Frequently Asked Questions

Q: What is contract farming?

A: Contract farming can be also known as agricultural production carried out according to an agreement between a buyer and farmers, which establishes conditions for the production and marketing of a farm product or products. Usually, the farmer agrees to provide agreed quantities of a specific agricultural product. These should meet the quality standards of the purchaser and be supplied at the time determined by the purchaser. In turn, the buyer commits to purchase the product and, in some cases, to support production through, for example, the supply of farm inputs, land preparation and the provision of technical advice.

Q: Who benefits from contract farming?

A: Both partners who are respective sides of such a contract can benefit. Farmers have a guaranteed market buyout, reduce their uncertainty regarding prices and often are supplied with loans in kind, through the provision of farming inputs such as seeds and fertilizers. Purchasing firms benefit from having a guaranteed supply of agricultural products that meet their specifications regarding quality, quantity, and timing of delivery.

Q: Do farms and purchasing firms always benefit from engaging in contract farming?

A: As with any other form of contractual business agreements, there are also potential disadvantages and obstacles associated with contract farming. If the terms of the contract are not respected by one of the contracting parties, then the affected party stands to lose. Common contractual problems include farmer sales to a different buyer (side selling or extra-contractual marketing), a company’s refusal to buy products at the agreed prices, or the downgrading of produce quality by the company. One of the most prominent criticisms of contract farming arrangements is the uneven nature of the business relationship between farmers and their buyers. Buying firms, who are invariably more powerful than farmers, may use their bargaining clout to their short-term financial advantage, although in the long run, this would be counterproductive as farmers would cease to supply them. These problems notwithstanding, the balance between advantages and disadvantages for both firms and farmers seems to be on the positive side: contractual arrangements are more and more frequently being used in agriculture worldwide.

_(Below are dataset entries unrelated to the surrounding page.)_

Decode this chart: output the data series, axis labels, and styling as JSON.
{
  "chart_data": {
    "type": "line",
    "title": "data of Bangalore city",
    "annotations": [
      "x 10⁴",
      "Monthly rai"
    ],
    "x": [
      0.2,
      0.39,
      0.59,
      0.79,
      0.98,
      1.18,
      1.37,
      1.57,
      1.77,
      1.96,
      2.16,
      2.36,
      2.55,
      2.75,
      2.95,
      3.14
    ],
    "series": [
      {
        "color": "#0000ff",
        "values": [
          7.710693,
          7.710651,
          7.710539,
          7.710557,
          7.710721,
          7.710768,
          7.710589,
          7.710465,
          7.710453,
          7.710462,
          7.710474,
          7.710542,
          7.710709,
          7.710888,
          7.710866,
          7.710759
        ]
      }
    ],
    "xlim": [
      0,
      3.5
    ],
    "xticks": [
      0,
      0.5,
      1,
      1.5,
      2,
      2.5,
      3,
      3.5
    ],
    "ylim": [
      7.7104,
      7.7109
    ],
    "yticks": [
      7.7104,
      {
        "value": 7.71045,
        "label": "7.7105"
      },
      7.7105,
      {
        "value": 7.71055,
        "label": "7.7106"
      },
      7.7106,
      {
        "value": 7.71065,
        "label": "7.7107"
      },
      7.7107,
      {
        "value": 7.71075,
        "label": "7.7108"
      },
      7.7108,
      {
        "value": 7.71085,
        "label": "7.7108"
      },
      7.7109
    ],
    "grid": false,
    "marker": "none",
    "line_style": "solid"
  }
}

Q: Is contracting farming recommended for all types of agriculture products?

A: In principle, there is no restriction to the types of agriculture products that can be the object of a contract. There are numerous examples of successful contract farming arrangements for most types of crops and livestock. Examples also exist for forestry, aquaculture, and fiber products, as well as for flowers and tobacco, to name a few. While the applicability is fairly general, there is evidence that the most successful schemes are associated with agricultural products that are high-valued or produced for processing and /or exports. Products for which there is high local demand may be more susceptible to side selling and thus may be less suitable for contract farming.